Технократия за работой: реформы под перекрестным огнем
Казалось бы, нет ничего хуже для реформаторов, чем осуществлять преобразования policy в рамках политической модели. Они сталкиваются с неприятием реформ со стороны общественного мнения, оппозиционных партий в парламенте, общественных движений за его пределами и групп интересов за кулисами политического процесса. Если представить себе, что такая реформа, как введение в России Единого государственного экзамена (ЕГЭ), проводилась бы правительством, политически ответственным перед избранным на свободных и справедливых выборах парламентом, то, скорее всего, коалиция рассерженных родителей, недовольных представителей школьной бюрократии, учителей и ректоров большинства (плохих) вузов не позволила бы министру образования вынести ее на рассмотрение парламента, а депутаты от оппозиционных партий блокировали бы ее в ходе голосования или добивались бы ее пересмотра по итогам очередных выборов. В лучшем случае реформа была бы надолго отложена и реализовывалась совершенно не в том ключе, в каком ее задумывали реформаторы, в худшем — оказалась бы полностью похороненной.

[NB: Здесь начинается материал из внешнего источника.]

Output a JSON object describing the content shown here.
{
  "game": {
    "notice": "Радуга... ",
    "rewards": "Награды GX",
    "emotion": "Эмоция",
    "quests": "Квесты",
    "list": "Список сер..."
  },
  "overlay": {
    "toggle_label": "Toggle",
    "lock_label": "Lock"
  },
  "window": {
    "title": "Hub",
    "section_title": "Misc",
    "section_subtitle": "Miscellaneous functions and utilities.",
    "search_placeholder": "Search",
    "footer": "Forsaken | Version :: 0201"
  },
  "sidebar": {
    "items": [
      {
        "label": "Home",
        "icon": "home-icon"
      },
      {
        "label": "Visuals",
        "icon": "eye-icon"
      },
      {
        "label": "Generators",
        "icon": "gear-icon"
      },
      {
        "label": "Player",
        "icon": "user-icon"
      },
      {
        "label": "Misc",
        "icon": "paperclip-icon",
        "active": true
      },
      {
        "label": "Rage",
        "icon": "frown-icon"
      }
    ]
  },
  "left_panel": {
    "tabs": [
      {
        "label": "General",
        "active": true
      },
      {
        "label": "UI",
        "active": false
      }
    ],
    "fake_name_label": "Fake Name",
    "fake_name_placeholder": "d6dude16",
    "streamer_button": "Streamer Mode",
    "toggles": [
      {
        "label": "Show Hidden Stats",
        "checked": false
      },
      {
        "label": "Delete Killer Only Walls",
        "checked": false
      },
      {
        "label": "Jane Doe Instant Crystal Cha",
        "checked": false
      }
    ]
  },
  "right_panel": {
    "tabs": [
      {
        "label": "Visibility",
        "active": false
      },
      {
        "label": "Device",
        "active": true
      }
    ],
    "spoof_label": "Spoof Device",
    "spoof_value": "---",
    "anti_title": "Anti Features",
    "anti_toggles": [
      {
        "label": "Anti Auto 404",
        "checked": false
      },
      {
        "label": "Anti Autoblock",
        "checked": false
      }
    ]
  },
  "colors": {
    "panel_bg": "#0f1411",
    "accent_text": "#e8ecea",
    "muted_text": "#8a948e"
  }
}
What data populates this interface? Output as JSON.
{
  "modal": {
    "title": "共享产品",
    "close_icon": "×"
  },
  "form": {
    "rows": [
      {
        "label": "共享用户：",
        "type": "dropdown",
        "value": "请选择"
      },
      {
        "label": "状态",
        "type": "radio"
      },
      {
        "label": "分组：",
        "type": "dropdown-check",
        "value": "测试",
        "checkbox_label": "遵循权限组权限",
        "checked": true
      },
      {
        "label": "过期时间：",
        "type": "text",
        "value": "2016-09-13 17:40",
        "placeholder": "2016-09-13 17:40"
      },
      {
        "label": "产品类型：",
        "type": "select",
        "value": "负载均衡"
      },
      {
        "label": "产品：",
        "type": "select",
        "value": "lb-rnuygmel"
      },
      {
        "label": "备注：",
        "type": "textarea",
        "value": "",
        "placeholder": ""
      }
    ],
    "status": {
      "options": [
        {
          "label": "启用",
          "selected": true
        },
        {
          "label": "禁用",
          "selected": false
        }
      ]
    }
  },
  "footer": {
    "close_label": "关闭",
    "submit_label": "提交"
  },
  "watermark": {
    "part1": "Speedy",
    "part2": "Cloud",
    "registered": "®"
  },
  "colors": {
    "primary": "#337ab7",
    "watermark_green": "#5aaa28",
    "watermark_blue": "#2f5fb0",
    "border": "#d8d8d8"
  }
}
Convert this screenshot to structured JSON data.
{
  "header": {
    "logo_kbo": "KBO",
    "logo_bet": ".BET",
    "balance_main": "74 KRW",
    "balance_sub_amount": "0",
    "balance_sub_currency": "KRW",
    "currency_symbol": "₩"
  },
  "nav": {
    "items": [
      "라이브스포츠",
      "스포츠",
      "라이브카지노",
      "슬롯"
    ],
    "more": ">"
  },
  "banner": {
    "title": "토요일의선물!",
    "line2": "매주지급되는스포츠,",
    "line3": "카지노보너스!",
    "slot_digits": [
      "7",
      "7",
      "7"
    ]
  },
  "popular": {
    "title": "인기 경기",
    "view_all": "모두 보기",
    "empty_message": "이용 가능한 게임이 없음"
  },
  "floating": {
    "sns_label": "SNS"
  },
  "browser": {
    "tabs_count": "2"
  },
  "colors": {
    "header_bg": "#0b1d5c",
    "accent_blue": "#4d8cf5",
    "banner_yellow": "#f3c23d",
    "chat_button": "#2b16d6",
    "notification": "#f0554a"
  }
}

В рамках технократической модели policy внедрение ЕГЭ в России шло по иному сценарию. Столкнувшись с сопротивлением противников реформы, Министерство образования, с одной стороны, кооптировало их представителей в состав авторов громкой, но не имевшей практического значения Национальной доктрины образования, а с другой — подспудно внедряло ЕГЭ под видом «эксперимента», охватывавшего все более широкие круги выпускников школ. Когда «эксперимент» приобрел такие масштабы, что ЕГЭ сдавали практически все выпускники, законодательное оформление решения в Государственной Думе стало неизбежным. При этом идеи реформы, предполагавшие привязку результатов ЕГЭ к размеру государственных именных финансовых обязательств (ГИФО) для оплаты выпускниками обучения в вузах, были принесены реформаторами в жертву. Отказ от ГИФО отчасти был элементом сделки чиновников с депутатами, но отчасти был обусловлен сложностями внедрения модели ГИФО и отсутствием заинтересованности самих реформаторов в этой инновации.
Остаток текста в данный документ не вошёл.